UFCW, Other Groups Stage Massive Demonstration in Front of NoCal Safeways

SAN FRANCISCO - More than 30 union, community, and religious groups are joining grocery workers from across Northern California in a huge demonstration against every Safeway store in the Bay Area, a total of 38 units. Hundreds of people are expected outside of every Safeway location in San Francisco, San Jose, Oakland, and Berkeley, from 3:00 p.m. to 6:00 p.m. PDT, asking shoppers to sign pledges of support for supermarket associates.
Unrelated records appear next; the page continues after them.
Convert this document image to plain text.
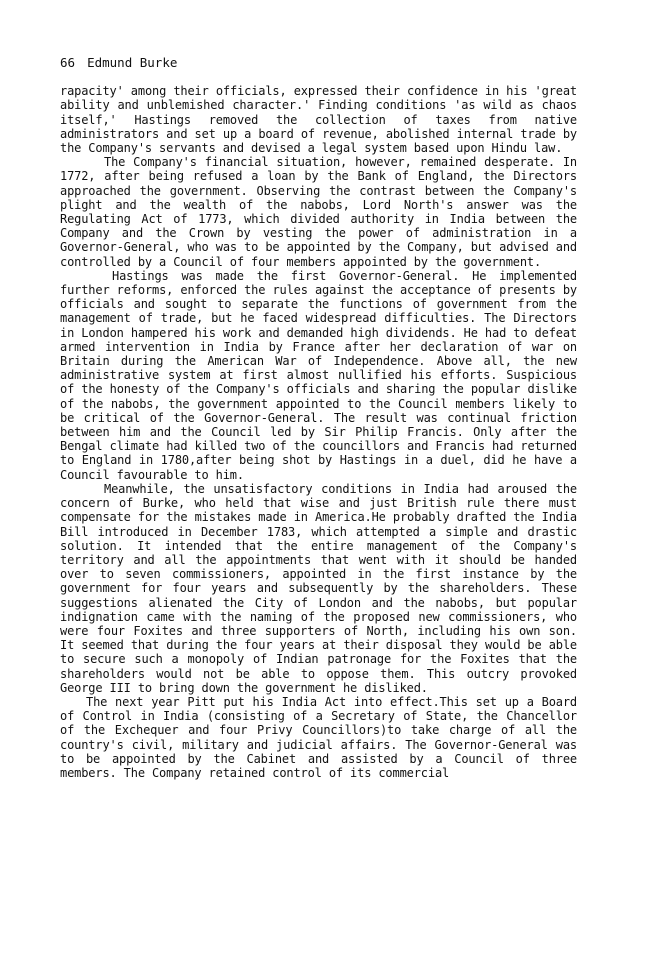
66 Edmund Burke

rapacity' among their officials, expressed their confidence in his 'great ability and unblemished character.' Finding conditions 'as wild as chaos itself,' Hastings removed the collection of taxes from native administrators and set up a board of revenue, abolished internal trade by the Company's servants and devised a legal system based upon Hindu law.

The Company's financial situation, however, remained desperate. In 1772, after being refused a loan by the Bank of England, the Directors approached the government. Observing the contrast between the Company's plight and the wealth of the nabobs, Lord North's answer was the Regulating Act of 1773, which divided authority in India between the Company and the Crown by vesting the power of administration in a Governor-General, who was to be appointed by the Company, but advised and controlled by a Council of four members appointed by the government.

Hastings was made the first Governor-General. He implemented further reforms, enforced the rules against the acceptance of presents by officials and sought to separate the functions of government from the management of trade, but he faced widespread difficulties. The Directors in London hampered his work and demanded high dividends. He had to defeat armed intervention in India by France after her declaration of war on Britain during the American War of Independence. Above all, the new administrative system at first almost nullified his efforts. Suspicious of the honesty of the Company's officials and sharing the popular dislike of the nabobs, the government appointed to the Council members likely to be critical of the Governor-General. The result was continual friction between him and the Council led by Sir Philip Francis. Only after the Bengal climate had killed two of the councillors and Francis had returned to England in 1780,after being shot by Hastings in a duel, did he have a Council favourable to him.

Meanwhile, the unsatisfactory conditions in India had aroused the concern of Burke, who held that wise and just British rule there must compensate for the mistakes made in America.He probably drafted the India Bill introduced in December 1783, which attempted a simple and drastic solution. It intended that the entire management of the Company's territory and all the appointments that went with it should be handed over to seven commissioners, appointed in the first instance by the government for four years and subsequently by the shareholders. These suggestions alienated the City of London and the nabobs, but popular indignation came with the naming of the proposed new commissioners, who were four Foxites and three supporters of North, including his own son. It seemed that during the four years at their disposal they would be able to secure such a monopoly of Indian patronage for the Foxites that the shareholders would not be able to oppose them. This outcry provoked George III to bring down the government he disliked.

The next year Pitt put his India Act into effect.This set up a Board of Control in India (consisting of a Secretary of State, the Chancellor of the Exchequer and four Privy Councillors)to take charge of all the country's civil, military and judicial affairs. The Governor-General was to be appointed by the Cabinet and assisted by a Council of three members. The Company retained control of its commercial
According to a union statement, the action comes in response to a "strong message" from Safeway and other retailers that they intend to seek a two-tier system and health insurance cuts in the Bay Area. Similar proposals have figured in labor talks across the United States. Opponents of such health insurance proposals say they could end up costing taxpayers hundreds of millions of dollars, since associates deemed ineligible for health insurance would be forced to rely on government assistance.

Among the supporters slated to participate are representatives from SEIU, AFSCME, Teamsters, ILWU, NAACP, St. Boniface Church, A. Philip Randolph Institute, and UC Berkeley students, the union says. At stores in San Jose and San Francisco, religious, community, and labor leaders are scheduled to hold press conferences.

UFCW Matthew Hardy told Progressive Grocer that the boycott/pledge-signing event is "an expansion of what we were doing earlier," citing a similar demonstration last month. He expressed the hope that many more such events would follow, as a way of showing the grocery industry that the union was "very serious about organizing the community." He characterized the response from store customers as "overwhelmingly positive," explaining that "no one wants to have a strike, but they do understand" the critical issues facing grocery workers.

Hardy added that negotiations with area market leader Safeway, Albertsons, and Kroger were currently ongoing, and that he had just learned that the retailers would reveal the "meat" of their health and welfare proposals soon.

In other labor news, the United Food and Commercial Workers Local 7 said yesterday that there would not be a Colorado Grocery workers strike over Thanksgiving holiday. Instead, the 17,000 unionized workers in the state will ask the federal mediator to bring Safeway, King Soopers, and Albertson’s corporate negotiators back to the bargaining table one more time.

"Think of this as a Thanksgiving present from Colorado grocery workers to every shopper in Colorado," said union spokesperson Dave Minshall. As the grocery chains make a large share of their profits over Thanksgiving, Christmas, and New Year's Day, a strike would be most effective over the holidays, he noted.

Workers in Colorado Springs and Denver had voted on the "last, best, and final" contract proposal from the chains and seemed to be in favor of a strike when UFCW International president Joe Hansen halted the vote last week. That vote is now void.

Hansen said, "I am requesting [that] a federal mediator bring the parties together and use the collective bargaining process to reach an equitable result to our members."

The Colorado associates continue to receive the same benefits and wages as under their old contract.